By Grace Bernstein
A new year at Oak Hall has begun, and with it, new faculty has arrived. The Upper School math department gained two teachers, both from Turkey, Ugur Baslanti and Paul McInerney. Although McInerney was born in America, he taught in Turkey for seven of the past eight years, with teaching one year in China. Currently, McInerney teaches AP Statistics, Algebra II, Algebra II – Honors, and an ACT/SAT prep course.
Growing up in Bay Shore, NY, McInerney always wanted to be a teacher ever since he was 7 years old. As his education continued at New Trier Township High School in Chicago, so did the desire to teach the grade he was studying himself. In college, he knew that high school students were his favorite demographic to teach.

He began his career as a substitute teacher in upstate New York, and while that only lasted six months, he gained experience in many different subjects. For the latter half of the year, McInerney was a math teacher at Morris Central School, a combination school about three and a half hours from New York City. After a short stint at a junior high school in Chicago, McInerney taught in Wisconsin for the next six years. From there, he taught in Miami for eight years, then decided to take a break and become a travel agent in Denver, before returning to teaching. “It was my little hiatus,” McInerney joked. His return to teaching kept him in Denver for four years before having an immense desire to teach abroad.
This interest all started with a vacation to Hawaii. He loved being in a new environment, surrounded by a different language and a different culture. “It felt like I was in a different country,” he said. Since Hawaii was the farthest he had traveled outside of the continental United States, he “wondered what it would be like to teach in another country.” McInerney reached out to a teacher placement agency, Carney Sandoe & Associates, to see if any opportunities abroad were available.
He began his international teaching journey in Turkey and loved it, but his family wasn’t too fond of him staying abroad. Two years after his teaching adventure began, he taught in China for one year, before returning to Turkey for another six years. While contemplating his initial expedition to Turkey, he came to a realization about life. “I didn’t want to be old and say, ‘I regret that’, not teaching outside the US,” McInerney stated.

McInerny explained that he learned all he knows about teaching due to observing other teachers. “Any good teacher is a good teacher because they are a thief,” he joked.

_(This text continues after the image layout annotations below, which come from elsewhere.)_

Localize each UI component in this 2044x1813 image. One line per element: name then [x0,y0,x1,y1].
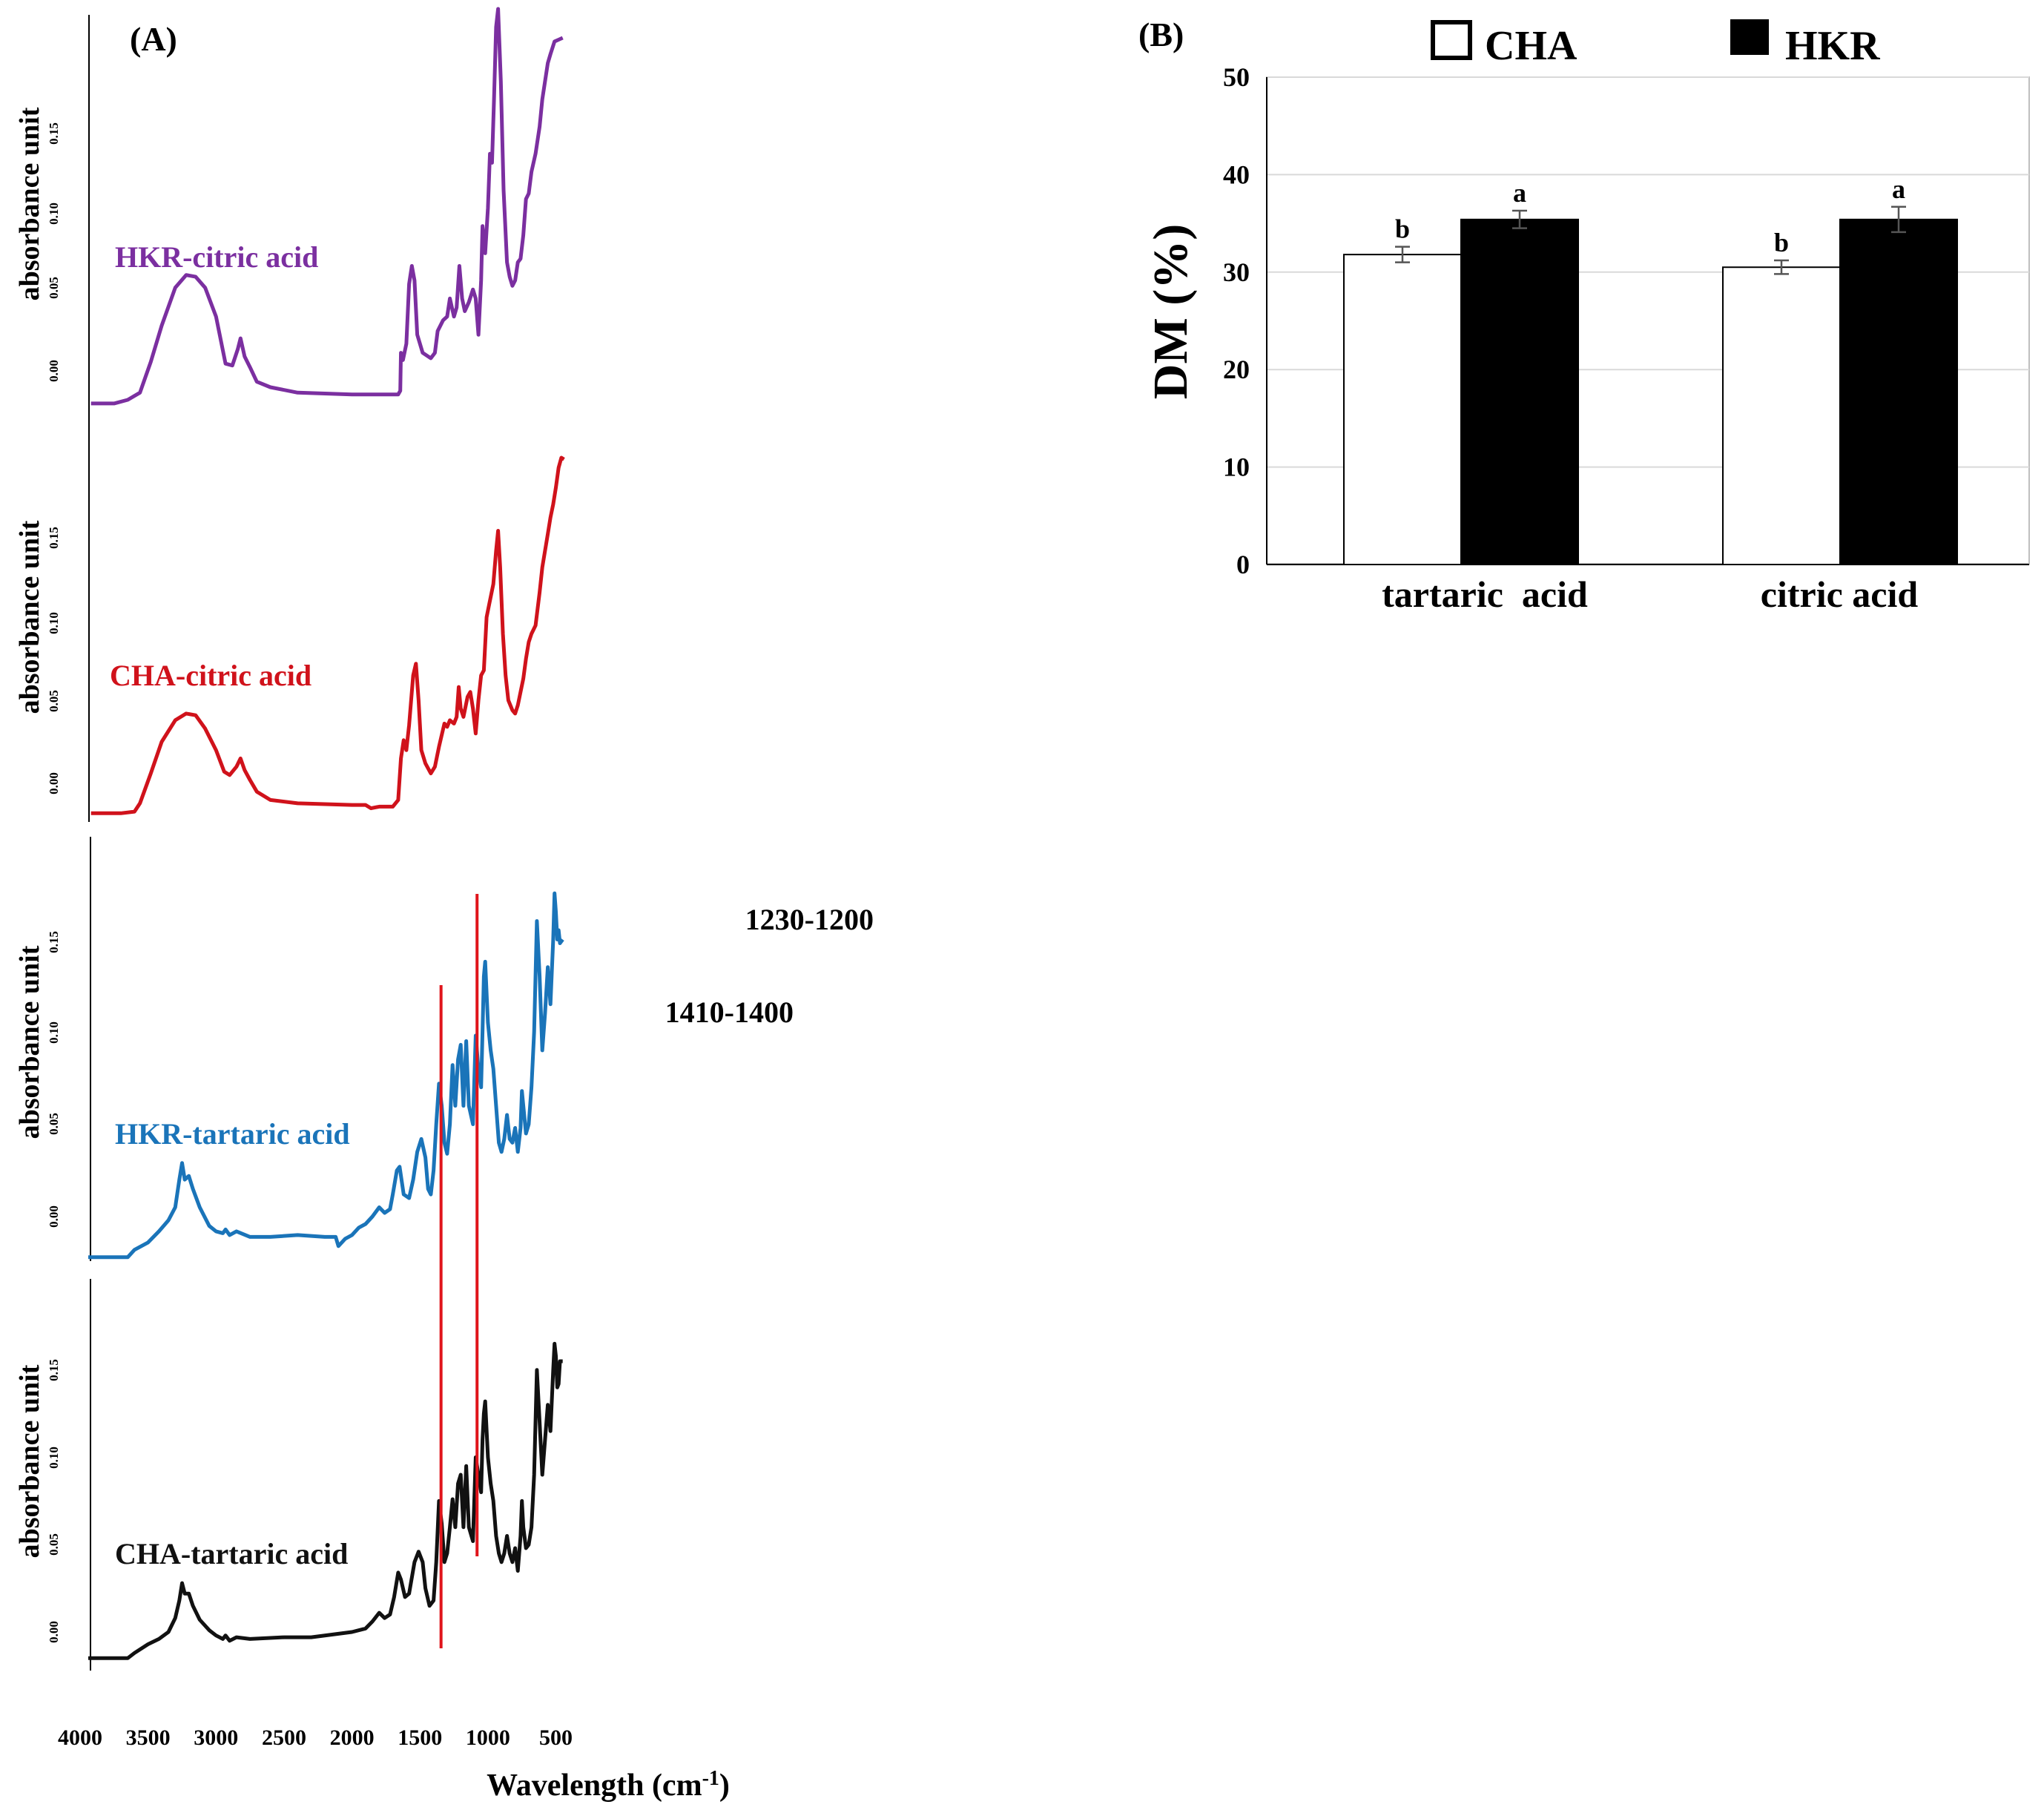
y-tick-1-0: 0.00 [47,360,61,382]
panel-b-dm-bar-chart: (B) CHA HKR 0 10 20 30 40 50 DM (%) b a … [1138,16,2030,615]
y-tick-10: 10 [1223,453,1250,482]
bar-cha-citric-acid [1722,266,1841,565]
y-tick-2-3: 0.15 [47,527,61,549]
category-label-citric-acid: citric acid [1761,573,1919,615]
bar-cha-tartaric-acid [1343,254,1462,565]
x-tick-1000: 1000 [466,1725,510,1750]
series-label-hkr-tartaric-acid: HKR-tartaric acid [115,1117,350,1151]
y-tick-20: 20 [1223,355,1250,384]
spectrum-panel-hkr-tartaric: absorbance unit 0.00 0.05 0.10 0.15 HKR-… [14,837,564,1261]
series-label-hkr-citric-acid: HKR-citric acid [115,240,318,274]
panel-a-ftir-spectra: (A) absorbance unit 0.00 0.05 0.10 0.15 … [14,7,874,1803]
x-axis-wavenumber: 4000 3500 3000 2500 2000 1500 1000 500 W… [58,1725,730,1803]
x-tick-3000: 3000 [194,1725,238,1750]
y-axis-label-4: absorbance unit [14,1364,45,1558]
y-axis-label-3: absorbance unit [14,945,45,1139]
y-tick-3-3: 0.15 [47,931,61,953]
spectrum-line-cha-citric-acid [90,455,565,815]
spectrum-panel-hkr-citric: absorbance unit 0.00 0.05 0.10 0.15 HKR-… [14,7,564,412]
y-tick-1-2: 0.10 [47,203,61,225]
y-tick-0: 0 [1236,550,1250,579]
y-tick-30: 30 [1223,257,1250,287]
sig-letter-hkr-citric-acid: a [1892,174,1905,204]
y-tick-2-2: 0.10 [47,612,61,634]
y-tick-4-3: 0.15 [47,1359,61,1381]
series-label-cha-citric-acid: CHA-citric acid [110,659,311,692]
y-axis-label-2: absorbance unit [14,520,45,714]
spectrum-panel-cha-citric: absorbance unit 0.00 0.05 0.10 0.15 CHA-… [14,412,565,822]
legend-swatch-hkr [1730,19,1769,55]
y-tick-4-2: 0.10 [47,1447,61,1469]
y-tick-4-1: 0.05 [47,1533,61,1556]
spectrum-line-hkr-citric-acid [90,7,564,406]
error-bar-hkr-tartaric-acid [1512,209,1527,229]
error-bar-hkr-citric-acid [1891,205,1906,234]
y-tick-1-3: 0.15 [47,122,61,145]
y-tick-1-1: 0.05 [47,277,61,299]
y-tick-2-1: 0.05 [47,690,61,712]
error-bar-cha-citric-acid [1774,259,1789,275]
y-tick-3-1: 0.05 [47,1113,61,1135]
y-tick-40: 40 [1223,159,1250,189]
y-tick-4-0: 0.00 [47,1621,61,1643]
x-tick-500: 500 [539,1725,573,1750]
series-label-cha-tartaric-acid: CHA-tartaric acid [115,1537,348,1570]
y-tick-3-0: 0.00 [47,1205,61,1228]
bar-hkr-tartaric-acid [1460,218,1579,565]
y-axis-label-1: absorbance unit [14,107,45,300]
marker-label-1410-1400: 1410-1400 [665,996,794,1029]
sig-letter-hkr-tartaric-acid: a [1513,178,1526,208]
y-tick-2-0: 0.00 [47,772,61,794]
y-axis-title-b: DM (%) [1144,224,1198,399]
bar-hkr-citric-acid [1839,218,1958,565]
x-tick-1500: 1500 [398,1725,442,1750]
x-tick-3500: 3500 [126,1725,171,1750]
category-label-tartaric-acid: tartaric acid [1382,573,1588,615]
panel-b-label: (B) [1138,16,1184,53]
x-tick-2500: 2500 [262,1725,306,1750]
spectrum-line-hkr-tartaric-acid [88,891,564,1260]
spectrum-line-cha-tartaric-acid [88,1341,563,1660]
sig-letter-cha-tartaric-acid: b [1395,214,1410,244]
marker-label-1230-1200: 1230-1200 [745,903,874,936]
x-tick-4000: 4000 [58,1725,102,1750]
legend-label-hkr: HKR [1785,23,1880,69]
x-axis-title: Wavelength (cm-1) [487,1767,730,1803]
spectrum-panel-cha-tartaric: absorbance unit 0.00 0.05 0.10 0.15 CHA-… [14,1279,563,1671]
legend-label-cha: CHA [1485,23,1577,69]
x-tick-2000: 2000 [330,1725,375,1750]
y-tick-50: 50 [1223,62,1250,92]
error-bar-cha-tartaric-acid [1395,246,1410,263]
y-tick-3-2: 0.10 [47,1021,61,1044]
sig-letter-cha-citric-acid: b [1774,228,1789,257]
panel-a-label: (A) [130,20,177,58]
legend-swatch-cha [1431,20,1472,60]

He noted that the best teachers learn from their own favorite instructor and apply those skills with their own students.
As he began looking to return to the states, Oak Hall was one of the suggested schools for McInerney, given to him by his placement agency. After much research, and an unconventional interview process, the math teacher realized Oak Hall was the right fit for him. “This school is amazing for me,” he said. “The students are very exceptional in personality and have great academic potential worthy of some exploration and drive.”